Researchers conducted isotope analysis to trace origin of cotton used by the brands

Shweta Sharma
Friday 06 May 2022 12:31 BST
File: An ethnic minority worker operates cotton yarn machinery at Aksu Huafu textile limited company in Aksu, western China's Xinjiang Uyghur Autonomous Region
File: An ethnic minority worker operates cotton yarn machinery at Aksu Huafu textile limited company in Aksu, western China's Xinjiang Uyghur Autonomous Region (EPA)

Traces of cotton sourced from the Chinese province of Xinjiang have been found in clothes made by Adidas, Puma and Hugo Boss by German researchers.

The major fashion brands have denied sourcing cotton from the region in which China is accused of carrying out widespread human-rights violations.

An isotope analysis was used to trace the geographic origin of some t-shirts made by these brands by comparing cotton samples from the region, according to the investigative analysis carried out by the Agroisolab in Jülich and the Hochschule Niederrhein University of Applied Sciences, reported German public broadcaster NDR.

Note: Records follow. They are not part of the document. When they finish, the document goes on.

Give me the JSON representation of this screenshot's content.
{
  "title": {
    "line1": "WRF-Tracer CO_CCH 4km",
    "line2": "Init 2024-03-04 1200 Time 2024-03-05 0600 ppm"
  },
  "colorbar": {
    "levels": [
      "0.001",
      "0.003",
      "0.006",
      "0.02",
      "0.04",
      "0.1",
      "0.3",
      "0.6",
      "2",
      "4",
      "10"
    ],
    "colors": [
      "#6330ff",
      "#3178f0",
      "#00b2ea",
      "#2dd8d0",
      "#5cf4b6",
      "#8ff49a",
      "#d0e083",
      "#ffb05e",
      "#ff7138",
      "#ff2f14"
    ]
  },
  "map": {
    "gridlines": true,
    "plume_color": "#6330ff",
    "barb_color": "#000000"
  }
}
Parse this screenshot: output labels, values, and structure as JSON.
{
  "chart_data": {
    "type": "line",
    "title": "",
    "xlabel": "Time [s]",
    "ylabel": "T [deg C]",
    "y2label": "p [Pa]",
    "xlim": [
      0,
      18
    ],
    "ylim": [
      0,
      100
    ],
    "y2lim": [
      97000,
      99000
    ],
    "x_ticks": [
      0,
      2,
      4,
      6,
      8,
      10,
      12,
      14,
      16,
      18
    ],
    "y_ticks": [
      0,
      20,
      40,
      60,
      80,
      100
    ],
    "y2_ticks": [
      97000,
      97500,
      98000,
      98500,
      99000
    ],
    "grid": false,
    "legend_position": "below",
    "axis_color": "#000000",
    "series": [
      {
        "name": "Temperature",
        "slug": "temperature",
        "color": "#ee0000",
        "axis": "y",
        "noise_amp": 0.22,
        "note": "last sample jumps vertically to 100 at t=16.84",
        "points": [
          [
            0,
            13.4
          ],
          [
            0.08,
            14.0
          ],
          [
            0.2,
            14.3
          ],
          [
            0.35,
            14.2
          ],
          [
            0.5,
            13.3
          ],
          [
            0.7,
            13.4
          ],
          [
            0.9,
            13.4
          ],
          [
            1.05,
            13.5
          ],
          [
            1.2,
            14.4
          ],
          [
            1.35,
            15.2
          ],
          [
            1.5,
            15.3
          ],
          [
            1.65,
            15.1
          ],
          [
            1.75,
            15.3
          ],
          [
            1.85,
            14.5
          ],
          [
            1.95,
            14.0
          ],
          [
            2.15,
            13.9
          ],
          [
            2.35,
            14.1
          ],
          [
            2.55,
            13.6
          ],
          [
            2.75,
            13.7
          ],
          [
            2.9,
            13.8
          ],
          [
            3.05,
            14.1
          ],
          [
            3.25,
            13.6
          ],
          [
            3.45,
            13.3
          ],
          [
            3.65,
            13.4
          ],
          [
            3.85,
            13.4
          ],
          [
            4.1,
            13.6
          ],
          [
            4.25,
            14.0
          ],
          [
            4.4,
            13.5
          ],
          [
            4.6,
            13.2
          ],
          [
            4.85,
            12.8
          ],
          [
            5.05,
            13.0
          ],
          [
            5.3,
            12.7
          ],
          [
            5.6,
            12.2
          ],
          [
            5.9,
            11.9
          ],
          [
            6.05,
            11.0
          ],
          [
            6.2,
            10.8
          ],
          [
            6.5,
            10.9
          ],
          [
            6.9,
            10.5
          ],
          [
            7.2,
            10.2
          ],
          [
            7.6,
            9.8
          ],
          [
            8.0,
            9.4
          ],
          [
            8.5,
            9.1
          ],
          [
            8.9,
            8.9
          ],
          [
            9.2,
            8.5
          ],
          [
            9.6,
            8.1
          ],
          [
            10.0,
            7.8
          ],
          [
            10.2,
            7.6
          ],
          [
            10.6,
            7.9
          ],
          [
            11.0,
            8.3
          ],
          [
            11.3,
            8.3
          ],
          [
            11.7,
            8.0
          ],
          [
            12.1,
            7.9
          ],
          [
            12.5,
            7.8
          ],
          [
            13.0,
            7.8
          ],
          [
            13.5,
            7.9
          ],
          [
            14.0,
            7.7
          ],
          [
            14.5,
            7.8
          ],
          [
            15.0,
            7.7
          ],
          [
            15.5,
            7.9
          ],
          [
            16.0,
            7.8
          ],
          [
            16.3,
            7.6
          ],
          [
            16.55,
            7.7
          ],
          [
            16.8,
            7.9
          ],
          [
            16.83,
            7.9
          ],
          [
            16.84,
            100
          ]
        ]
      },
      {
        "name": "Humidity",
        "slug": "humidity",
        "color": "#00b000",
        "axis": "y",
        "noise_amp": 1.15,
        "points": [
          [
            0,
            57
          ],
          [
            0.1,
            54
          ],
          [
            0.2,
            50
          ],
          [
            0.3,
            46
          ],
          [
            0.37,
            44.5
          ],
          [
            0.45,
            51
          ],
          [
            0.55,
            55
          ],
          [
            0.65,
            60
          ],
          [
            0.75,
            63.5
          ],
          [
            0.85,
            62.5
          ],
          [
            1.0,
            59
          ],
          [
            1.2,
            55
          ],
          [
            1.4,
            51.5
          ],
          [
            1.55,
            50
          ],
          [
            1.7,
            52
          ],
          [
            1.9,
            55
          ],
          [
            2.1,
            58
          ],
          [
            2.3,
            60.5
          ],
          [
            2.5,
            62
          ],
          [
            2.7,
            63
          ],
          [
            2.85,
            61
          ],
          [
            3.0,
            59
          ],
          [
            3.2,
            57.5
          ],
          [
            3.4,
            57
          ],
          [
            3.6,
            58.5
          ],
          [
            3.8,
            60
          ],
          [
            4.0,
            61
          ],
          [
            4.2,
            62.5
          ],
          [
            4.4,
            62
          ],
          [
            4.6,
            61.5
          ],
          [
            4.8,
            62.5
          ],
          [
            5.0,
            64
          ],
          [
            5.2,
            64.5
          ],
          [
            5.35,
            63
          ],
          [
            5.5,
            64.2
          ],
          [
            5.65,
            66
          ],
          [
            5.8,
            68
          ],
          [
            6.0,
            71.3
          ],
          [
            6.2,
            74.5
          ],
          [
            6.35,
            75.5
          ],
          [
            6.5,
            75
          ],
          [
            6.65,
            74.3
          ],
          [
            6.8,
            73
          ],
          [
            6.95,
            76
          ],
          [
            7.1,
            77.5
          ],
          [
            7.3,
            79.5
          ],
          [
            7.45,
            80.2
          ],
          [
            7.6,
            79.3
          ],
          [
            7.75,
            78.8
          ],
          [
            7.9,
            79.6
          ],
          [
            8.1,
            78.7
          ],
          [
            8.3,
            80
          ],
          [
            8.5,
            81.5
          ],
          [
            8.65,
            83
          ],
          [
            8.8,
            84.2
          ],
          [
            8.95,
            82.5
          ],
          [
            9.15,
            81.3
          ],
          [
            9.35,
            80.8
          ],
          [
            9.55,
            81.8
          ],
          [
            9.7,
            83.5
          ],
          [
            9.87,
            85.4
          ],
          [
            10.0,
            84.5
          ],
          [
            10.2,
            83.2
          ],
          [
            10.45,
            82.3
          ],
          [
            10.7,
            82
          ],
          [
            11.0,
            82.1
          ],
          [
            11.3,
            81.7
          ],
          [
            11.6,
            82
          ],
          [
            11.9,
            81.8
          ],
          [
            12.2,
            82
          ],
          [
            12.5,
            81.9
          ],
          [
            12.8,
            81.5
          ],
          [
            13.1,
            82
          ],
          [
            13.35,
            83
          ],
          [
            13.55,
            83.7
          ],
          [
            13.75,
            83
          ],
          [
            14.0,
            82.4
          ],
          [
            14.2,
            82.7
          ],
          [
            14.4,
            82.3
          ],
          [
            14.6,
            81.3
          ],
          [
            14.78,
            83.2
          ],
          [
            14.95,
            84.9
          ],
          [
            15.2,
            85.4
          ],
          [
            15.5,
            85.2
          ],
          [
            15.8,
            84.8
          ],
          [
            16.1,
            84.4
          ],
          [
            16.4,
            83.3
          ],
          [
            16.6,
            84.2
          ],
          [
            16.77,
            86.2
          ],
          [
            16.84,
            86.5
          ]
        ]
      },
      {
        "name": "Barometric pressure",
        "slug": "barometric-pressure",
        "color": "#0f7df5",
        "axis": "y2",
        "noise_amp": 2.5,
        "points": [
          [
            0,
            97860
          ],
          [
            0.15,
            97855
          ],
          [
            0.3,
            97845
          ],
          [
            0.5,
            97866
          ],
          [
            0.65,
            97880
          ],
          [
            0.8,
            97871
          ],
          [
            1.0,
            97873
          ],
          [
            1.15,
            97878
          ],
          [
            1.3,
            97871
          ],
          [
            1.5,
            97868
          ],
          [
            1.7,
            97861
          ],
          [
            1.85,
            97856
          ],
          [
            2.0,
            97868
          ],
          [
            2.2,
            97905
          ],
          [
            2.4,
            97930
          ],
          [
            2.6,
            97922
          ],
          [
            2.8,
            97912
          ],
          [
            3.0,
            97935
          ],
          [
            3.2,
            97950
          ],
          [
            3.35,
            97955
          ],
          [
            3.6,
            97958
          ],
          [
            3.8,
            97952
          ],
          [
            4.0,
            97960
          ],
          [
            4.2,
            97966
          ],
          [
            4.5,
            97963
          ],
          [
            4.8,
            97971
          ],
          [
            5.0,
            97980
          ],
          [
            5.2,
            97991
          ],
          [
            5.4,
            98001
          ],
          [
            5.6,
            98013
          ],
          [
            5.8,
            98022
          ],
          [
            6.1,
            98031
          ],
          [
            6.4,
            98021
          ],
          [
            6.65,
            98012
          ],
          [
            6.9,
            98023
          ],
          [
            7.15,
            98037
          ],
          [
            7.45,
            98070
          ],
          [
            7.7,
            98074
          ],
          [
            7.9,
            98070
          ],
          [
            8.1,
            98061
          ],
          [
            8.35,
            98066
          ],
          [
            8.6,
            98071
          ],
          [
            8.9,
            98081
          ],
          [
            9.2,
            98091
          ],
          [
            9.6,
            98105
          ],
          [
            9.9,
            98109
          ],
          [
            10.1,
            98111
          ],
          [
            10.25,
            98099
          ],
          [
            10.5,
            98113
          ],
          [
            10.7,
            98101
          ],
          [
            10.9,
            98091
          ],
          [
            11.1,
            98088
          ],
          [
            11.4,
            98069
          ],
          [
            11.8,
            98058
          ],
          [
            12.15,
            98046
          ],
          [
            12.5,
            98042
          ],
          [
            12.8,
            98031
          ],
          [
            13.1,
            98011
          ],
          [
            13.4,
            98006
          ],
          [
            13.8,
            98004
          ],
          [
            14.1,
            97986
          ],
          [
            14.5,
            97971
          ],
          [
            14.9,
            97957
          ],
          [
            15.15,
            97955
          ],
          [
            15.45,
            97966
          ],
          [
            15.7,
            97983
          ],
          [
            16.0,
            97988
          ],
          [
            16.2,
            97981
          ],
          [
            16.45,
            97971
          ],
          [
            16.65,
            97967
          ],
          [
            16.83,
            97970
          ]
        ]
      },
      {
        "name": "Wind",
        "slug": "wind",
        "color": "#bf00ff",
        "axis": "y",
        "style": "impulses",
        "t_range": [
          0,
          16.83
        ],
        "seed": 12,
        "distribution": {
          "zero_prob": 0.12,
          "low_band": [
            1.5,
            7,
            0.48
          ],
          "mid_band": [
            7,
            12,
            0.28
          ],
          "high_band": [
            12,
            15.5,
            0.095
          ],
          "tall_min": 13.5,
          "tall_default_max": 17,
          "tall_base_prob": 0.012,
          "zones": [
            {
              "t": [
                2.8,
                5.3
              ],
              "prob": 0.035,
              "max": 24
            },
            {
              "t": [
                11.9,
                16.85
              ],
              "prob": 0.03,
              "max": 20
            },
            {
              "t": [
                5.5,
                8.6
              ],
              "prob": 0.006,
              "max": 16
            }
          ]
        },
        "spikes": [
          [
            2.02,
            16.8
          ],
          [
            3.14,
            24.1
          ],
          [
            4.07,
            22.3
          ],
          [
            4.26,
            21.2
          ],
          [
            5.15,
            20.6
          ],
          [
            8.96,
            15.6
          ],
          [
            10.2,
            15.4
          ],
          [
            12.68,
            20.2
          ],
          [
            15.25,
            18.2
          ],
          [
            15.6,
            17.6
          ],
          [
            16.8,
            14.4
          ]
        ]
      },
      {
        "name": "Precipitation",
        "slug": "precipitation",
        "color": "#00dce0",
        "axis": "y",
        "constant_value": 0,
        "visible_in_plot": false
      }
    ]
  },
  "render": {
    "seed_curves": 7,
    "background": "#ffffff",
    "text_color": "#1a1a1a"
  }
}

Markus Boner from Agroisolab told the broadcaster about an “unambiguous” signature in the cotton made by the climate and geology of a place.

He said such signatures are isotopic fingerprints to differentiate cotton sourced from other countries and other Chinese regions as well.

Cotton is a big business for China as its Xinjiang province accounts for 84 per cent of global supplies.

The region’s government has come under intense criticism for allegedly detaining Uyghur Muslims in the camps and is accused of some of the worst human rights violations, including forced labour on minorities.

Since 2017, China is widely reported to have detained more than a million – some estimates put the figure at three million – Uyghur Muslims in detention facilities that Beijing has described as vocational training centres.

The US banned cotton imports from the region after Joe Biden signed the Uyghur Forced Labor Prevention Act. Following pressure, several western clothes brands vowed to not use the cotton sourced from Xinjiang.

The German broadcaster’s investigative programme STRG_F reached out to the brands before the publication of the report to ask if they used Xinjiang cotton.

Hugo Boss said it did not tolerate forced labour in its supply chains, while Puma and Addidas denied using cotton from Xinjiang as well.

“The laboratory was able to prove that the ‘fingerprints’ of the cotton in the garments are very similar to the cotton samples from Xinjiang and can be clearly distinguished from other cotton-growing regions,” said the report.

“This means that clothing from all three companies apparently contains cotton from Xinjiang.”

Puma, in a statement to the Guardian newspaper, said they “strongly insist on the fact and reconfirm that Puma does not source any cotton from the Xinjiang region”.

“We do reiterate that we do not have any relations – direct or indirect – with any cotton supplier in the Xinjiang region.”

“Based on all the information we obtained through our investigations, and the traceability controls we put in place in our supply chain, we are confident that we do not source cotton from the Xinjiang region,” it added.

Addidas said the company “sources cotton exclusively from other countries and takes a variety of measures to ensure fair and safe working conditions in its supply chain”.